The SRF report indicates that support for the ANC has declined from 52 percent in March, based on interviews with over 1,400 geographically and demographically representative registered voters conducted in October. Meanwhile, backing for the DA has risen from 24 percent over the same period.
If the elections were held tomorrow, South Africa’s third-largest party, the leftist Economic Freedom Fighters (EFF), would garner approximately 9 percent of voter preferences, according to the survey conducted by this South African think-tank.
Earlier this week, the South African electoral commission announced that the general elections are scheduled to take place between May and August next year.

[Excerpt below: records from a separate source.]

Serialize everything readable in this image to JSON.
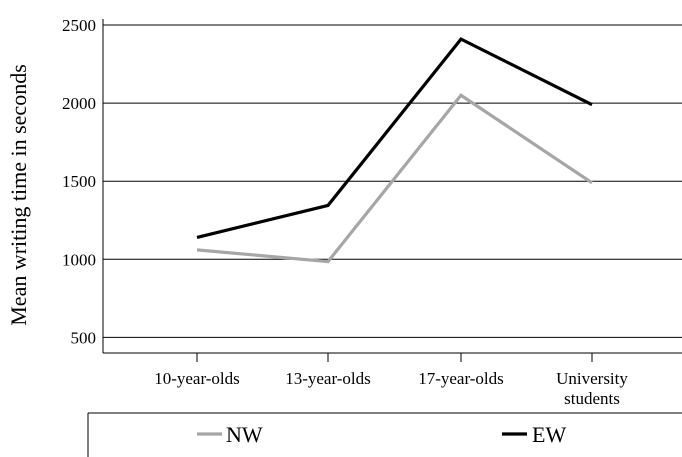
{
  "chart_data": {
    "type": "line",
    "title": "",
    "xlabel": "",
    "ylabel": "Mean writing time in seconds",
    "categories": [
      [
        "10-year-olds"
      ],
      [
        "13-year-olds"
      ],
      [
        "17-year-olds"
      ],
      [
        "University",
        "students"
      ]
    ],
    "yticks": [
      500,
      1000,
      1500,
      2000,
      2500
    ],
    "ylim": [
      400,
      2500
    ],
    "grid": "horizontal",
    "legend_position": "bottom",
    "series": [
      {
        "name": "NW",
        "color": "#a6a6a6",
        "values": [
          1060,
          985,
          2050,
          1490
        ]
      },
      {
        "name": "EW",
        "color": "#000000",
        "values": [
          1140,
          1345,
          2410,
          1990
        ]
      }
    ]
  }
}
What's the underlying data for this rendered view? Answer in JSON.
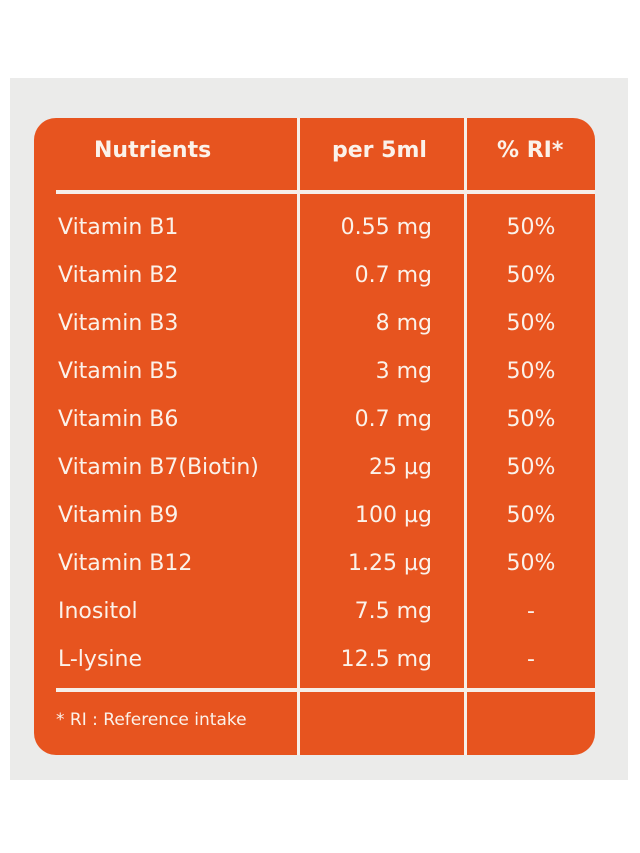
{
  "table": {
    "headers": {
      "nutrients": "Nutrients",
      "amount": "per 5ml",
      "ri": "% RI*"
    },
    "rows": [
      {
        "name": "Vitamin B1",
        "amount": "0.55 mg",
        "ri": "50%"
      },
      {
        "name": "Vitamin B2",
        "amount": "0.7 mg",
        "ri": "50%"
      },
      {
        "name": "Vitamin B3",
        "amount": "8 mg",
        "ri": "50%"
      },
      {
        "name": "Vitamin B5",
        "amount": "3 mg",
        "ri": "50%"
      },
      {
        "name": "Vitamin B6",
        "amount": "0.7 mg",
        "ri": "50%"
      },
      {
        "name": "Vitamin B7(Biotin)",
        "amount": "25 µg",
        "ri": "50%"
      },
      {
        "name": "Vitamin B9",
        "amount": "100 µg",
        "ri": "50%"
      },
      {
        "name": "Vitamin B12",
        "amount": "1.25 µg",
        "ri": "50%"
      },
      {
        "name": "Inositol",
        "amount": "7.5 mg",
        "ri": "-"
      },
      {
        "name": "L-lysine",
        "amount": "12.5 mg",
        "ri": "-"
      }
    ],
    "footnote": "* RI : Reference intake"
  },
  "colors": {
    "panel": "#e7541f",
    "text": "#fbf2ea",
    "background": "#ebebea"
  }
}
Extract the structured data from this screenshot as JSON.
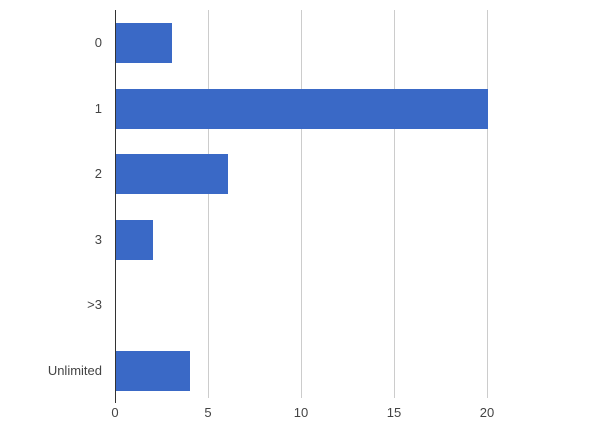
{
  "chart_data": {
    "type": "bar",
    "orientation": "horizontal",
    "title": "",
    "xlabel": "",
    "ylabel": "",
    "categories": [
      "0",
      "1",
      "2",
      "3",
      ">3",
      "Unlimited"
    ],
    "values": [
      3,
      20,
      6,
      2,
      0,
      4
    ],
    "xlim": [
      0,
      20
    ],
    "xticks": [
      0,
      5,
      10,
      15,
      20
    ],
    "grid": "vertical-only",
    "legend": "none",
    "colors": {
      "bar": "#3a69c6",
      "gridline": "#cccccc",
      "baseline": "#333333",
      "tick_label": "#444444",
      "background": "#ffffff"
    }
  }
}
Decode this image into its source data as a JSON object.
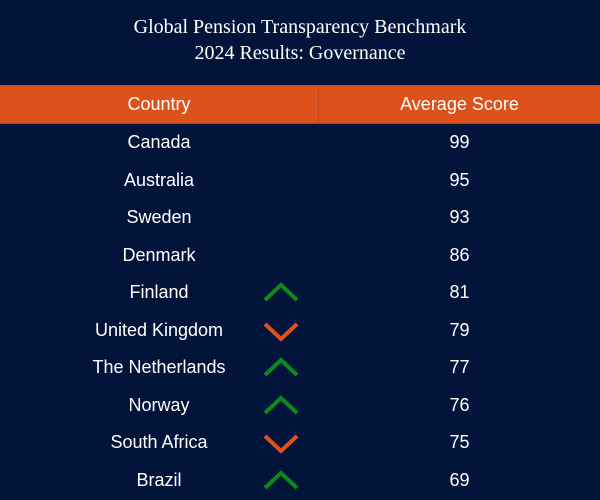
{
  "title_line1": "Global Pension Transparency Benchmark",
  "title_line2": "2024 Results: Governance",
  "colors": {
    "background": "#03143a",
    "header": "#dd521b",
    "up": "#0a8a1a",
    "down": "#e0501a"
  },
  "chart_data": {
    "type": "table",
    "columns": [
      "Country",
      "Average Score"
    ],
    "rows": [
      {
        "country": "Canada",
        "score": "99",
        "trend": ""
      },
      {
        "country": "Australia",
        "score": "95",
        "trend": ""
      },
      {
        "country": "Sweden",
        "score": "93",
        "trend": ""
      },
      {
        "country": "Denmark",
        "score": "86",
        "trend": ""
      },
      {
        "country": "Finland",
        "score": "81",
        "trend": "up"
      },
      {
        "country": "United Kingdom",
        "score": "79",
        "trend": "down"
      },
      {
        "country": "The Netherlands",
        "score": "77",
        "trend": "up"
      },
      {
        "country": "Norway",
        "score": "76",
        "trend": "up"
      },
      {
        "country": "South Africa",
        "score": "75",
        "trend": "down"
      },
      {
        "country": "Brazil",
        "score": "69",
        "trend": "up"
      }
    ]
  }
}
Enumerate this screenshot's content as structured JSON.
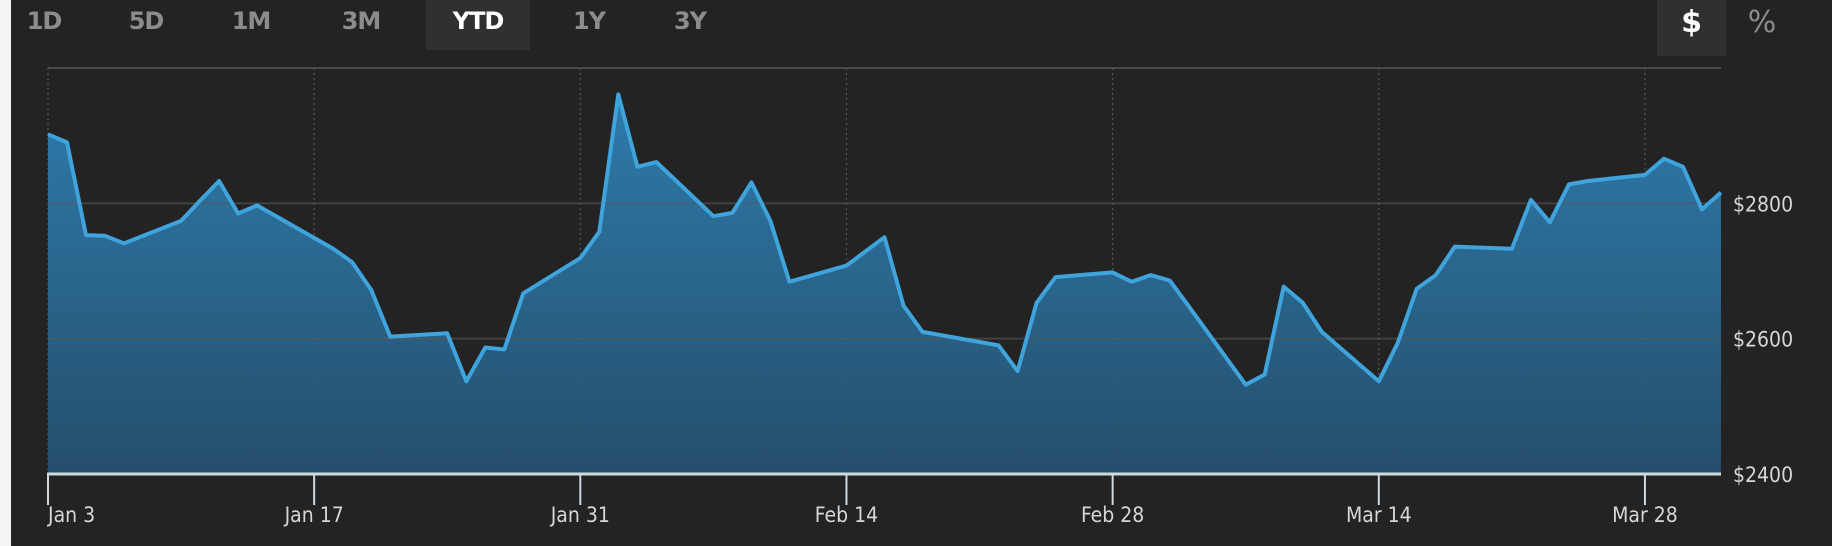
{
  "range_tabs": [
    {
      "label": "1D",
      "active": false
    },
    {
      "label": "5D",
      "active": false
    },
    {
      "label": "1M",
      "active": false
    },
    {
      "label": "3M",
      "active": false
    },
    {
      "label": "YTD",
      "active": true
    },
    {
      "label": "1Y",
      "active": false
    },
    {
      "label": "3Y",
      "active": false
    }
  ],
  "unit_toggle": [
    {
      "label": "$",
      "active": true
    },
    {
      "label": "%",
      "active": false
    }
  ],
  "colors": {
    "line": "#3fa3dc",
    "fill_top": "#2e80b3",
    "fill_bottom": "#25506e",
    "background": "#232323"
  },
  "chart_data": {
    "type": "area",
    "title": "",
    "xlabel": "",
    "ylabel": "",
    "ylim": [
      2400,
      3000
    ],
    "y_ticks": [
      {
        "value": 2400,
        "label": "$2400"
      },
      {
        "value": 2600,
        "label": "$2600"
      },
      {
        "value": 2800,
        "label": "$2800"
      }
    ],
    "x_ticks": [
      {
        "date": "2022-01-03",
        "label": "Jan 3"
      },
      {
        "date": "2022-01-17",
        "label": "Jan 17"
      },
      {
        "date": "2022-01-31",
        "label": "Jan 31"
      },
      {
        "date": "2022-02-14",
        "label": "Feb 14"
      },
      {
        "date": "2022-02-28",
        "label": "Feb 28"
      },
      {
        "date": "2022-03-14",
        "label": "Mar 14"
      },
      {
        "date": "2022-03-28",
        "label": "Mar 28"
      }
    ],
    "xlim": [
      "2022-01-03",
      "2022-04-01"
    ],
    "grid": true,
    "points": [
      [
        "2022-01-03",
        2902
      ],
      [
        "2022-01-04",
        2890
      ],
      [
        "2022-01-05",
        2753
      ],
      [
        "2022-01-06",
        2752
      ],
      [
        "2022-01-07",
        2741
      ],
      [
        "2022-01-10",
        2774
      ],
      [
        "2022-01-11",
        2804
      ],
      [
        "2022-01-12",
        2833
      ],
      [
        "2022-01-13",
        2785
      ],
      [
        "2022-01-14",
        2797
      ],
      [
        "2022-01-18",
        2733
      ],
      [
        "2022-01-19",
        2713
      ],
      [
        "2022-01-20",
        2672
      ],
      [
        "2022-01-21",
        2603
      ],
      [
        "2022-01-24",
        2608
      ],
      [
        "2022-01-25",
        2537
      ],
      [
        "2022-01-26",
        2587
      ],
      [
        "2022-01-27",
        2584
      ],
      [
        "2022-01-28",
        2667
      ],
      [
        "2022-01-31",
        2719
      ],
      [
        "2022-02-01",
        2758
      ],
      [
        "2022-02-02",
        2961
      ],
      [
        "2022-02-03",
        2854
      ],
      [
        "2022-02-04",
        2861
      ],
      [
        "2022-02-07",
        2781
      ],
      [
        "2022-02-08",
        2786
      ],
      [
        "2022-02-09",
        2831
      ],
      [
        "2022-02-10",
        2774
      ],
      [
        "2022-02-11",
        2684
      ],
      [
        "2022-02-14",
        2708
      ],
      [
        "2022-02-15",
        2729
      ],
      [
        "2022-02-16",
        2750
      ],
      [
        "2022-02-17",
        2649
      ],
      [
        "2022-02-18",
        2610
      ],
      [
        "2022-02-22",
        2590
      ],
      [
        "2022-02-23",
        2552
      ],
      [
        "2022-02-24",
        2653
      ],
      [
        "2022-02-25",
        2691
      ],
      [
        "2022-02-28",
        2698
      ],
      [
        "2022-03-01",
        2684
      ],
      [
        "2022-03-02",
        2694
      ],
      [
        "2022-03-03",
        2686
      ],
      [
        "2022-03-04",
        2648
      ],
      [
        "2022-03-07",
        2532
      ],
      [
        "2022-03-08",
        2547
      ],
      [
        "2022-03-09",
        2677
      ],
      [
        "2022-03-10",
        2653
      ],
      [
        "2022-03-11",
        2610
      ],
      [
        "2022-03-14",
        2537
      ],
      [
        "2022-03-15",
        2594
      ],
      [
        "2022-03-16",
        2674
      ],
      [
        "2022-03-17",
        2694
      ],
      [
        "2022-03-18",
        2736
      ],
      [
        "2022-03-21",
        2733
      ],
      [
        "2022-03-22",
        2805
      ],
      [
        "2022-03-23",
        2772
      ],
      [
        "2022-03-24",
        2828
      ],
      [
        "2022-03-25",
        2833
      ],
      [
        "2022-03-28",
        2842
      ],
      [
        "2022-03-29",
        2866
      ],
      [
        "2022-03-30",
        2854
      ],
      [
        "2022-03-31",
        2791
      ],
      [
        "2022-04-01",
        2816
      ]
    ]
  }
}
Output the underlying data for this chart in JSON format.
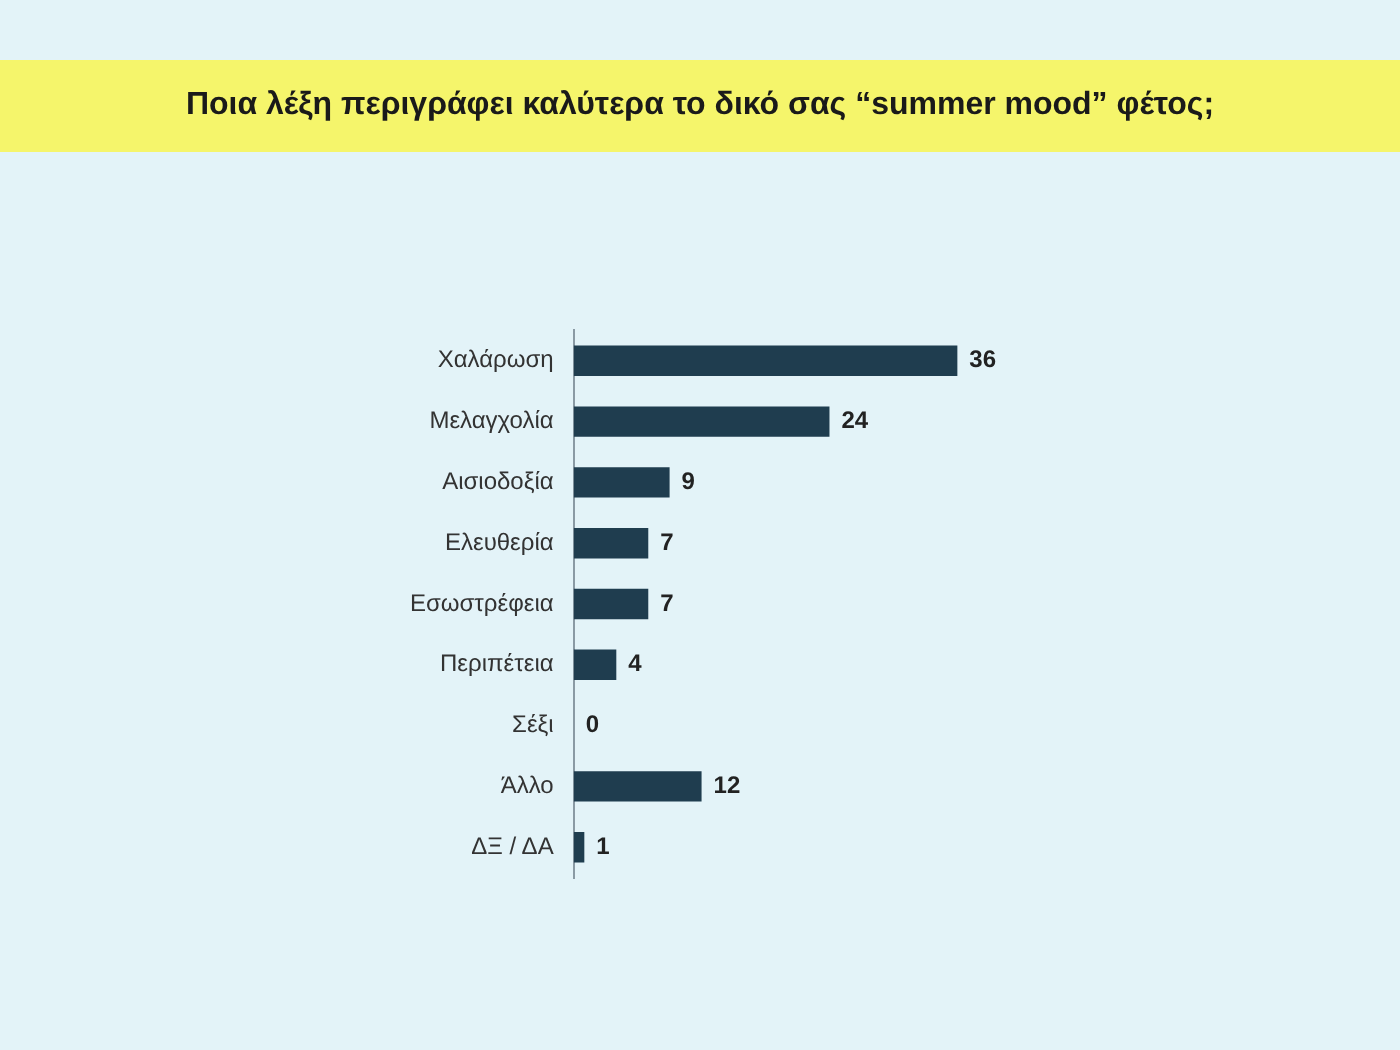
{
  "chart_data": {
    "type": "bar",
    "orientation": "horizontal",
    "title": "Ποια λέξη περιγράφει καλύτερα το δικό σας “summer mood” φέτος;",
    "categories": [
      "Χαλάρωση",
      "Μελαγχολία",
      "Αισιοδοξία",
      "Ελευθερία",
      "Εσωστρέφεια",
      "Περιπέτεια",
      "Σέξι",
      "Άλλο",
      "ΔΞ / ΔΑ"
    ],
    "values": [
      36,
      24,
      9,
      7,
      7,
      4,
      0,
      12,
      1
    ],
    "color": "#1f3d4f",
    "data_labels": true,
    "tick_labels": "y"
  }
}
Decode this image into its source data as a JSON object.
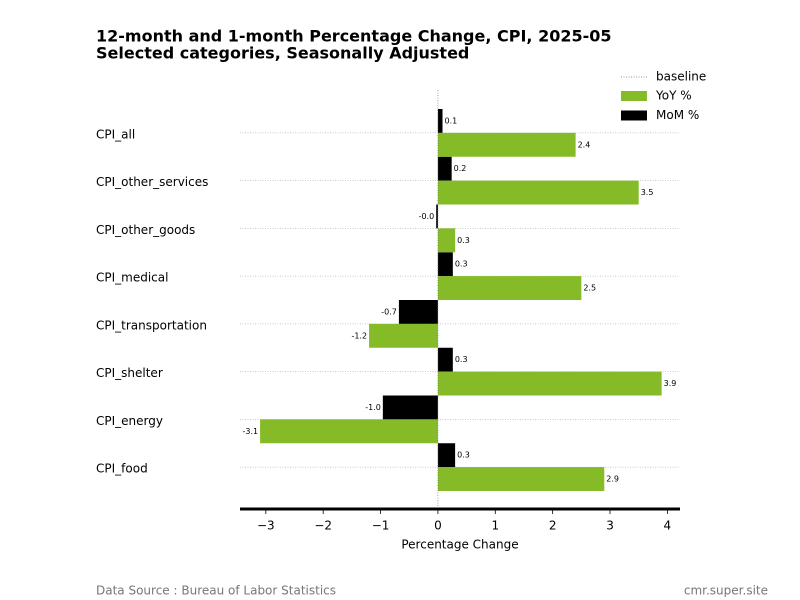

The ANC, which has been in power since 1994, has faced significant challenges to its reputation in recent years, marked by allegations of corruption, cronyism, and a lackluster economic record. Notably, the party has never received less than 50 percent of the vote in a national election since the advent of democracy in South Africa three decades ago. However, the ANC has experienced a decline in party membership of more than 30 percent in the last five years, as reported at the party’s conference in December.
In contrast, the DA, a liberal party, made a significant move in July by announcing a coalition with six smaller political groups in an attempt to challenge the ANC’s long-standing grip on power.
These shifting dynamics in South African politics are indicative of a changing landscape, where voters are increasingly seeking alternatives to the ANC, which has dominated the country’s politics for nearly three decades. It remains to be seen how these trends will shape the upcoming elections and the future political landscape of South Africa.